Irreducibility of a character if and only if inner product equals 1

Question

I am working through the following representation theory notes: Notes

I am having some trouble understanding why the Corollary to Theorem 15 is true.

Theorem 15 Suppose $G$ is a finite group with irreducible characters $\chi_{1},\dots \chi_{k}$ over $\mathbb{C}$ If $\chi$ is any character, expressible as a sum of irreducible characters by $\chi = \Sigma m_{i} \chi_{i} $ then:

1. For each i , $ m_{i}=\langle \chi_{i} | \chi_{i} \rangle $
2. $\langle \chi | \chi \rangle = \Sigma m_{i}^{2} $

Corollary A character $\chi$ is irreducible if and only if $\langle \chi | \chi \rangle=1$

I understand that if $\chi$ is irreducible then it must be one of $\chi_{1},\dots \chi_{k}$ and then $\langle \chi | \chi \rangle=1$

I am having trouble understanding why the converse must be true.
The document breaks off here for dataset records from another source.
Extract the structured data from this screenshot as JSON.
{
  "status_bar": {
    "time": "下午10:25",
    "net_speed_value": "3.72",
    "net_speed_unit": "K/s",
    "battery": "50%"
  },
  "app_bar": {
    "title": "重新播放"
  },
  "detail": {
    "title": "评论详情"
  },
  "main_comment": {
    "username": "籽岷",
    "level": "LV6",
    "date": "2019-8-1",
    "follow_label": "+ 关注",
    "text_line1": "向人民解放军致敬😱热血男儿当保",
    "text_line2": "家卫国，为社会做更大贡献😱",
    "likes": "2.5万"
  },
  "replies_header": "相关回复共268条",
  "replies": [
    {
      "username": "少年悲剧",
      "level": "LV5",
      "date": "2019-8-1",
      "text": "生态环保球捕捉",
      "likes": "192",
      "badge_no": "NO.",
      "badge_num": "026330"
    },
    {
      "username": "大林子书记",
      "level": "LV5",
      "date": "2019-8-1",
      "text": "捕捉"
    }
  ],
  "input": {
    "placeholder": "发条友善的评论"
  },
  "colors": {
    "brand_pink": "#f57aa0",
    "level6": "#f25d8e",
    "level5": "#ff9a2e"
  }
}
For example if I had $\chi =\frac{3}{5}\chi_{1}+\frac{4}{5}\chi_{2} $ then $\langle \chi | \chi \rangle = \Sigma m_{i}^{2}=1 $ but this is reducible.
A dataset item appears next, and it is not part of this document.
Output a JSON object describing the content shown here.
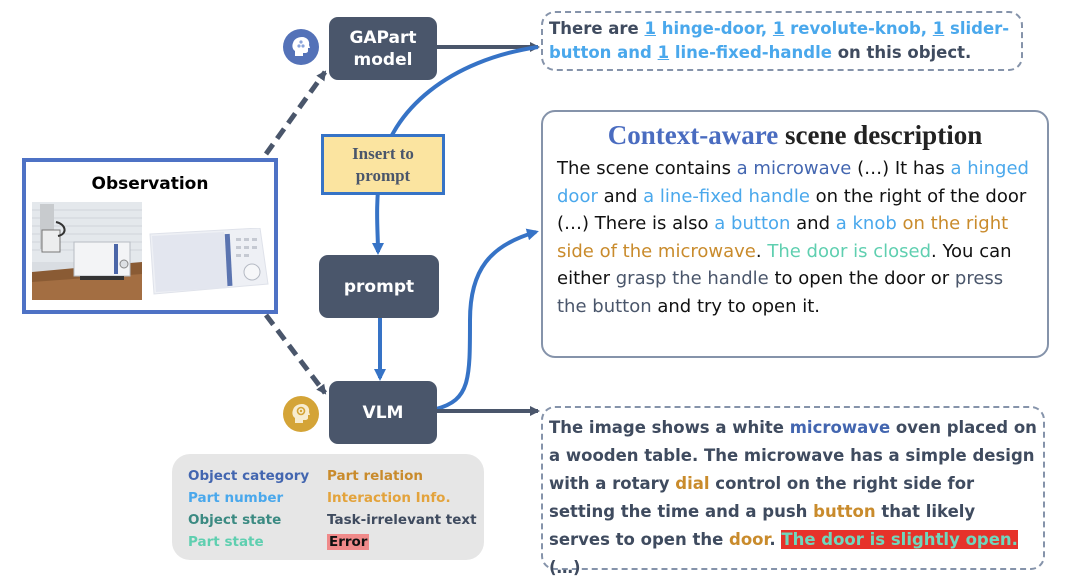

I would appreciate some clarification on what is going on and a 'proof' of the corollary. Thank you.

Answer 1

You are not allowed to have rational numbers in the linear combination of the characters. The $m_i$'s are natural numbers. Theorem 10 in your notes says that

Every character is a sum of irreducible characters. 

So you can't have half of a character.

So then, if $\chi = m_1\chi_1 + \dots + m_k\chi_k$, you see that $\chi$ is irreducible if and only if exactly one $m_i =1$ and the rest zero.

Answer 2

Any arbitrary (non-virtual) character is a linear sum $\chi = \sum m_i \chi_i$ with the $\chi_i$ irreducible characters and the $m_i$ positive integers. In terms of the underlying representations, any (complex) representation $\rho$ is the direct sum $\rho = \rho_1^{\oplus n_1} \oplus \cdots \oplus \rho_k^{\oplus n_k}$ with each $\rho_i$ an irrep and the $n_i$ positive integers; taking traces gives $\chi_{\rho} = n_1\chi_{\rho_1} + \cdots + n_k \chi_{\rho_k}$ for the corresponding characters. Given that, any character $\chi = \sum m_i \chi_i$ with $\langle{\chi, \chi}\rangle = 1$ must have $\sum m_i^2 = 1$ and thus exactly one nonzero $m_i = 1$.
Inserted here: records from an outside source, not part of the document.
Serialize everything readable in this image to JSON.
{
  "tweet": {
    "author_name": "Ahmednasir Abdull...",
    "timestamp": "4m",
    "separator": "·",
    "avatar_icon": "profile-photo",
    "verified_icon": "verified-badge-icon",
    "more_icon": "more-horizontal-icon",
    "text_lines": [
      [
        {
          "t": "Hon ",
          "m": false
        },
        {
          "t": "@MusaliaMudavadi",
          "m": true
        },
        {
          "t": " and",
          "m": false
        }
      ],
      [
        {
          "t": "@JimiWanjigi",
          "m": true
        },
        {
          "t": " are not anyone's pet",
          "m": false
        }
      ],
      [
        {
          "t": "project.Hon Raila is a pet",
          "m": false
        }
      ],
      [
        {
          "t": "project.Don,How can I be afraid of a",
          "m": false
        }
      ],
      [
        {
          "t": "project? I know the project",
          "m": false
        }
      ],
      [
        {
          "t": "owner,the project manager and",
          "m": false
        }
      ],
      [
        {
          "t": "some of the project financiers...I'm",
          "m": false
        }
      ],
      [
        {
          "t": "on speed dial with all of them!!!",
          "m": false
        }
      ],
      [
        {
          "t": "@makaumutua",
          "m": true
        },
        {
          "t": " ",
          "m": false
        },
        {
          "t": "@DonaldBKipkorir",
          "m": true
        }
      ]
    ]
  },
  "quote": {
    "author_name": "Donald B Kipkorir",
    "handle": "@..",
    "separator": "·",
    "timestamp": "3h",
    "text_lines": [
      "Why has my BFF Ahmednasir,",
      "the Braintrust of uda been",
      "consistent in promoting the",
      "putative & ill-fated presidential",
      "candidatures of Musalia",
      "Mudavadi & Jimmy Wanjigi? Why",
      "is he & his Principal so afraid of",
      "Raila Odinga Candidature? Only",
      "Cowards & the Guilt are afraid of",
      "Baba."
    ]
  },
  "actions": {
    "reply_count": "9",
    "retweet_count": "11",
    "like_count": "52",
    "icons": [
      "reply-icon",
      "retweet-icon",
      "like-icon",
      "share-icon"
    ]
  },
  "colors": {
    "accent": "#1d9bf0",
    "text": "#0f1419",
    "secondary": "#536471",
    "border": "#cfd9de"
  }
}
A character is specifically the trace of a representation; not every class function on the group $G$ is a character. This does become true after tensoring with $\mathbb{C}$ (that is, the set of irreducible characters form a basis for the vector space of class functions on $G$) but an arbitrary sum of characters is not necessarily itself a character. For example, the values of characters are algebraic integers.